Dans cette phase où les métiers se redéfinissent en permanence, un métier peut devenir une des compétences d’un nouveau métier: «Le community management est une des tâches du poste de social media manager, dont le spectre est beaucoup plus large, avec de l’analyse des données, de la veille, de la publication de contenu…, illustre Perrine Grua, la directrice du cabinet Aquent. L’autre enseignement de cette étude c’est que l’on voit se dessiner des parcours d’évolution, et l’on se rend compte que même d’anciens métiers du web, comme le webmaster, ont su se transformer.»

Chez Microsoft, un ancien webmaster est devenu «digital marketing optimization manager», complète Sébastien Imbert.

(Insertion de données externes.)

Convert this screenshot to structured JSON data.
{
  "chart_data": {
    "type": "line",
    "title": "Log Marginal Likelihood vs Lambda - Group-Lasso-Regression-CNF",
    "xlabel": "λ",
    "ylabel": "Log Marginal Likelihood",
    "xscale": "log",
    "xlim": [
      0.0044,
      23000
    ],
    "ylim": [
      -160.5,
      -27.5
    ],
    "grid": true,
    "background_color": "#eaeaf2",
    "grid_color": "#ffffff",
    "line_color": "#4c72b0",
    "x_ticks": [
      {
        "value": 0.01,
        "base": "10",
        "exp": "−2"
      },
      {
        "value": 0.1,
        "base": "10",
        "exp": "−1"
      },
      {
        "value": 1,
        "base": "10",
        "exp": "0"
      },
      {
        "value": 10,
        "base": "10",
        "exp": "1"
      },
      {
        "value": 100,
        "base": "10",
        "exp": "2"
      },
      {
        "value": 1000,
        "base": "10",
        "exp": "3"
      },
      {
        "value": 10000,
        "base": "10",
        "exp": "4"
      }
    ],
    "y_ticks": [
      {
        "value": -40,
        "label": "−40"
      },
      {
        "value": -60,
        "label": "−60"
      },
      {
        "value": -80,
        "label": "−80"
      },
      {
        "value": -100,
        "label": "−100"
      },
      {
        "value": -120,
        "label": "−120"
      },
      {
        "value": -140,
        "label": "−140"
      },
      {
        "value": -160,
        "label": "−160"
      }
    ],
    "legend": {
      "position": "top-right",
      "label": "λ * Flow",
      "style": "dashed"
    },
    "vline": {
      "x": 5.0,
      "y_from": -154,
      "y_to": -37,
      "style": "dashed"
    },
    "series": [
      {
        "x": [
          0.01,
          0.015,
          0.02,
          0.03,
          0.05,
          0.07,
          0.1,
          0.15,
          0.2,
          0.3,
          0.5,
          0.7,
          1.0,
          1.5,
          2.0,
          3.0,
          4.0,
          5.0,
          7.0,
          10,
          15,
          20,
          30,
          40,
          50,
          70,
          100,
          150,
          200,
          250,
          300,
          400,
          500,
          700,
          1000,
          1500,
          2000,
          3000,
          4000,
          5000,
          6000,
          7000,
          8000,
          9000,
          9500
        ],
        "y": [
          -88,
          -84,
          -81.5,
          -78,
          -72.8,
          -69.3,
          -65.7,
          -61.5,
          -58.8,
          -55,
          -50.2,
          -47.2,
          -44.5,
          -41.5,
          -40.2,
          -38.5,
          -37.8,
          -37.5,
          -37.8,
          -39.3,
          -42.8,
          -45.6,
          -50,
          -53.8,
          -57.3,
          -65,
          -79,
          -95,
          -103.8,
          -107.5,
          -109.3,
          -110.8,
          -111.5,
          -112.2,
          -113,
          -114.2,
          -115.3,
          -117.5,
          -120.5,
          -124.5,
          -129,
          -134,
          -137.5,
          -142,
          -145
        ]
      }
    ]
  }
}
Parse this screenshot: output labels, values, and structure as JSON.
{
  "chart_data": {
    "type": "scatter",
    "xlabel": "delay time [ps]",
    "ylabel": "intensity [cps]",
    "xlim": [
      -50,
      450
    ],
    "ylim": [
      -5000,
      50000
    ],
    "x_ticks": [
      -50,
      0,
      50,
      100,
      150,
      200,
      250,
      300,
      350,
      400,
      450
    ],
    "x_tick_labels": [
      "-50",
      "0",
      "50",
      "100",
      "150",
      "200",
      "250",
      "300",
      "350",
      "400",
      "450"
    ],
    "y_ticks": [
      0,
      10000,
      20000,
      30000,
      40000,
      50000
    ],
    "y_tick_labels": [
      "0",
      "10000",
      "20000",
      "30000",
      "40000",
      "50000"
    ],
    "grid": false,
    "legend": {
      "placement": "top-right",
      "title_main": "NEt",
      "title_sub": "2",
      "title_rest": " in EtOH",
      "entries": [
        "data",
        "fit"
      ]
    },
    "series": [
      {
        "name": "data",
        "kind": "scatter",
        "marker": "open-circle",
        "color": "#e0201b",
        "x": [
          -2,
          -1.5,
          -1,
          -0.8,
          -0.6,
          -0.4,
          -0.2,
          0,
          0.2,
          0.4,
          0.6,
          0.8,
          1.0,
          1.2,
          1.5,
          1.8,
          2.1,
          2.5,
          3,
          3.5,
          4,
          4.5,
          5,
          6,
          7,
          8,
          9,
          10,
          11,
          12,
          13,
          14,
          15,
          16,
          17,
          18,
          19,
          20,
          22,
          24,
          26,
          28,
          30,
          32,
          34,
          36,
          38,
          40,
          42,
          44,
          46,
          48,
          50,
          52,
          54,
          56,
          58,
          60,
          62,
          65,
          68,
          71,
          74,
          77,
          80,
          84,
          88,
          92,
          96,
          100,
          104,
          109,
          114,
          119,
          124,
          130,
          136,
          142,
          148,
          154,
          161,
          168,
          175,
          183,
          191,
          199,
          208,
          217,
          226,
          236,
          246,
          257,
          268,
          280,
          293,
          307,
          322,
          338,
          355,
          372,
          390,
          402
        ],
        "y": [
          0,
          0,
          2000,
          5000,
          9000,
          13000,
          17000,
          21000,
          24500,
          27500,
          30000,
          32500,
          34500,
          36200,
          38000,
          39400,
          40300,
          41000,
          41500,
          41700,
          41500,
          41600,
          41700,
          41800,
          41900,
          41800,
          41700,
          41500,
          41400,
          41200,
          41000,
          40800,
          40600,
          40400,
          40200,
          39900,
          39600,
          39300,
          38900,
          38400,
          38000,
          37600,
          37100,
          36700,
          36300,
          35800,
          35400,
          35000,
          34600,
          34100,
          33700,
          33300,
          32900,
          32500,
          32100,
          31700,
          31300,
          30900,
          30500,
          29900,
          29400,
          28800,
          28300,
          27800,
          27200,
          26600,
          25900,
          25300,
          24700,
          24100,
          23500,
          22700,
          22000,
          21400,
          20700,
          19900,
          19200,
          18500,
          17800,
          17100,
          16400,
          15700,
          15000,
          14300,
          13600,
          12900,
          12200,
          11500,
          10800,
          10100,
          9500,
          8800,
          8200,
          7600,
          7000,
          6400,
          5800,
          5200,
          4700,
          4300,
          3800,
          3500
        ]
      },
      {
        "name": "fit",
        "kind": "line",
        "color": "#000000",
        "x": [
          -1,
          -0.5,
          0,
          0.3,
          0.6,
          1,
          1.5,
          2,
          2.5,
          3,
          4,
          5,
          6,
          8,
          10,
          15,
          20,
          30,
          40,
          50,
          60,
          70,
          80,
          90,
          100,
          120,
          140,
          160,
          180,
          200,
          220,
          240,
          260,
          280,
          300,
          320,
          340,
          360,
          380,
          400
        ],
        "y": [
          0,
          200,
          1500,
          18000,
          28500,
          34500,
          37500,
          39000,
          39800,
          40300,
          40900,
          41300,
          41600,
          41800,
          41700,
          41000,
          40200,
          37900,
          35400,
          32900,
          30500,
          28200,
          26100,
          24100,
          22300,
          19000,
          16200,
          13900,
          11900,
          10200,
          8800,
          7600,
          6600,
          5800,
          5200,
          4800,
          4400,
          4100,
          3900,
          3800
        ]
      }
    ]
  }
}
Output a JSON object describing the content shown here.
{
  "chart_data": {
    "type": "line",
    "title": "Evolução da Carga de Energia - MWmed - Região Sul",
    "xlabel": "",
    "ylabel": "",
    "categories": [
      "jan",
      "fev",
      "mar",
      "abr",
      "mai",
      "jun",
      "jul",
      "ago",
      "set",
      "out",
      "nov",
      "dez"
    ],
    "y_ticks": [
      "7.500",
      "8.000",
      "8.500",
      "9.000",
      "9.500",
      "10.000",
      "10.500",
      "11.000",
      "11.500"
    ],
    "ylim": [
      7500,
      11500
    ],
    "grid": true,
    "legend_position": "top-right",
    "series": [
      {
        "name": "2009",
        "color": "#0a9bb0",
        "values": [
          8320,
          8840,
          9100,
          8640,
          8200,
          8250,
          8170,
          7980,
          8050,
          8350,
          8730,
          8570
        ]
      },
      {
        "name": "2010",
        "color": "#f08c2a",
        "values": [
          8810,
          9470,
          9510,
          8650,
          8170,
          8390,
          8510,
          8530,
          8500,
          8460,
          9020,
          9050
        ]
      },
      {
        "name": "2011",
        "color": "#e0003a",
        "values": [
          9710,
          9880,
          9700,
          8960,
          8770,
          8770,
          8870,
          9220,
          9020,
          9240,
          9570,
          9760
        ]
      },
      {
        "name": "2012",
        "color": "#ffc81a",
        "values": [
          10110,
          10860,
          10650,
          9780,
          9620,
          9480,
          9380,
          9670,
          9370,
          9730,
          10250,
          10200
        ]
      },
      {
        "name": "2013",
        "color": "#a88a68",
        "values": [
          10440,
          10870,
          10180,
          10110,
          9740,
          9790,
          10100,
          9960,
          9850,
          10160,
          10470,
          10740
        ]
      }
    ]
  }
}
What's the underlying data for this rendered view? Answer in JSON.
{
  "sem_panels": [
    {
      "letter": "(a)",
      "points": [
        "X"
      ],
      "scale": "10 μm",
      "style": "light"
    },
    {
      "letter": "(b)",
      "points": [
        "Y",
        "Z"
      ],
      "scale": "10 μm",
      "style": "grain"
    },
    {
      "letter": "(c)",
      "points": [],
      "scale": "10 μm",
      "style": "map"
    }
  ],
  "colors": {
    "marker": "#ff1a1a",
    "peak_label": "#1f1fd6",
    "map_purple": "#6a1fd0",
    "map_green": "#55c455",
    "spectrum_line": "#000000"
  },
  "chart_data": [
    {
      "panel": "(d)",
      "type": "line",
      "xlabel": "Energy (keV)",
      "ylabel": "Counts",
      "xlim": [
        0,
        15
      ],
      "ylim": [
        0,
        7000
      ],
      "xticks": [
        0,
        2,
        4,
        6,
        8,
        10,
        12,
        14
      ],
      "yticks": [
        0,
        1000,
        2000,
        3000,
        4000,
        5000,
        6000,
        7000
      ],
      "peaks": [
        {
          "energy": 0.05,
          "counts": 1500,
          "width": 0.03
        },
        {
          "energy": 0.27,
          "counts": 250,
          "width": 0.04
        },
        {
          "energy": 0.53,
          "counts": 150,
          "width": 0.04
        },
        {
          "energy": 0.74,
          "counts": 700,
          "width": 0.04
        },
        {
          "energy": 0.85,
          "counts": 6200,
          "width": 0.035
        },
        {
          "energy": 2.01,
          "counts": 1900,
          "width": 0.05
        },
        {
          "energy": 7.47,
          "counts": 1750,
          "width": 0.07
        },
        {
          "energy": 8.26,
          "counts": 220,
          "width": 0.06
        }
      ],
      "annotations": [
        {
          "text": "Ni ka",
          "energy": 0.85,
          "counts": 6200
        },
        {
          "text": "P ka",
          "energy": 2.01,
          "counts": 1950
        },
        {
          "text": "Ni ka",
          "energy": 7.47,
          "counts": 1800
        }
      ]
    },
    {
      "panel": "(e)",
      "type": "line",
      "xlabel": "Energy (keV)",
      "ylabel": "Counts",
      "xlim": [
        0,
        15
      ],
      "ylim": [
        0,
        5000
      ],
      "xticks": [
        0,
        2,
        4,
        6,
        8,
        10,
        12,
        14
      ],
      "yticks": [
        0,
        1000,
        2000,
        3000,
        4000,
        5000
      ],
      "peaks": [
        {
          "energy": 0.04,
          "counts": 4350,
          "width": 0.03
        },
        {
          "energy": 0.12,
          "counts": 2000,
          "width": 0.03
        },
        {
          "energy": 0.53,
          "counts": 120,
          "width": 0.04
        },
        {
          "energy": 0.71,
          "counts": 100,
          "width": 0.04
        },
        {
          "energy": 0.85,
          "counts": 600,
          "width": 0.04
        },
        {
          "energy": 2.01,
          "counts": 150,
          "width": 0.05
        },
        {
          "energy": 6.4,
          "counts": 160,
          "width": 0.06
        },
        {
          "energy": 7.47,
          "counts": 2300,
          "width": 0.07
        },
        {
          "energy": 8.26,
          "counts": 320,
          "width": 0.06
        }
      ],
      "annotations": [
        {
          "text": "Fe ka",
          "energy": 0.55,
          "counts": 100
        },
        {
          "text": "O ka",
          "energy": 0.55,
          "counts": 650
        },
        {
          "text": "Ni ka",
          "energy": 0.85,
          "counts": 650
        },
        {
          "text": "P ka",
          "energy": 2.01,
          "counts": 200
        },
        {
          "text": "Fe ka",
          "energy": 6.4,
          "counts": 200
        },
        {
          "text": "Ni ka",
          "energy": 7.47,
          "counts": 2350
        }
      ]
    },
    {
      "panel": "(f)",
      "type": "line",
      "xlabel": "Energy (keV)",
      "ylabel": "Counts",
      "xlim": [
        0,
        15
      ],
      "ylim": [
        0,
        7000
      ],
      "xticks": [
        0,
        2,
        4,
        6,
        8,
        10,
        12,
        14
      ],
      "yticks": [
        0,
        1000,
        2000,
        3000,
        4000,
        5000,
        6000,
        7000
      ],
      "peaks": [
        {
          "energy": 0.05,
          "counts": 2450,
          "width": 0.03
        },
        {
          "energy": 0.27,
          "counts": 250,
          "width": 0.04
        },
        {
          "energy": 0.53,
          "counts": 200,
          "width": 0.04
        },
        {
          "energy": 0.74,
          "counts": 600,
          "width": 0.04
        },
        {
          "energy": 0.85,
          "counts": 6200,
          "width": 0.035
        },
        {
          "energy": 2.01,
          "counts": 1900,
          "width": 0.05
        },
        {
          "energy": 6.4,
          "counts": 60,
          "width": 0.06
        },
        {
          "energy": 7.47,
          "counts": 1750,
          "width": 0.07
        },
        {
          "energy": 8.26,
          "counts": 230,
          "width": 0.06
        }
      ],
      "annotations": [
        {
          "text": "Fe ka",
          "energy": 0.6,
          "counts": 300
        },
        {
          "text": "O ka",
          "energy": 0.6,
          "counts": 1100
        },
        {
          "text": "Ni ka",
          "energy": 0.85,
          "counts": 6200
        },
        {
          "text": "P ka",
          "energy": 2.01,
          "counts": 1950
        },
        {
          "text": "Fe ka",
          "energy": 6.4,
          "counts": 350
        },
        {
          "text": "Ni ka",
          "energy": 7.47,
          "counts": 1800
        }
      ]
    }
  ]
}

Paradoxalement, le digital a aussi apporté une nouvelle donne au marketing: «La plupart des équipes marketing n’étaient jamais en contact direct avec le client, rappelle Vincent Montet. Aujourd’hui, avec le marketing digital, il n’est plus rare de recevoir un mail direct du client ou des réactions, interpellations sur les réseaux sociaux.»

Enfin, une question n’est pas encore tranchée: qui du chief digital officer (CDO), chief data officer et du chief digital marketing officer (CDMO) va survivre à la révolution actuelle? Sébastien Imbert, de Microsoft, défend son métier. Pour lui, le CDMO a beaucoup d’avenir: «On commence à en trouver dans de nombreux groupes, mais il survivra s’il parvient à prendre de la hauteur, à donner un cap à son équipe et ne se limite pas à une mission tactique.»

Pour le chief data officer, les besoins sont tels dans les grands groupes, qu’il a de belles années devant lui. Quant au chief digital officer, il est trop tôt pour statuer: la logique voudrait qu’il se fasse harakiri, une fois que toute l’entreprise sera «digitalisée», mais pour l’instant il a encore pas mal de boulot…

 

Avis d’expert 

 

«Les fiches de poste n’ont plus de sens»

 

Vincent Montet, membre du conseil d’administration de l’IAB France, en charge des sujets emplois/formation et directeur de la stratégie digitale de l’Efap

 

«C’est la première fois que l’IAB se positionne sur les compétences, les ressources humaines et l’analyse des métiers. Nous avons mené cette étude avec trois sponsors: Microsoft, La Poste et Aquent. Deux autres organismes nous ont rejoints dans cet état des lieux: l’ACSEL (Association pour le commerce et les services en ligne), le SNCD (Syndicat national de la communication directe) et le CPA (Collectif de la performance et de l’acquisition). L'étude a été menée entre novembre 2014 et janvier 2015, et nous avons eu 400 répondants. L’étude quantitative a été complétée par une étude qualitative, avec deux focus groupe auprès d’une d’une dizaine de personnes.

Le digital crée aussi une nouvelle culture des métiers. La technicité des nouveaux métiers, dont les outils se renouvèlent sans cesse, génère un jargon pour chaque communauté d’expertise. Par exemple, les gens de la performance et du display vont utiliser un vocable différent pour parler de la même chose. Et ils ont du mal à se comprendre. En plus, comme tout le monde tâtonne avec ces nouveaux jobs, le même métier est parfois nommé différemment d’une société à l’autre. Dernier constat: avec le digital les fiches de postes n’ont plus de sens.»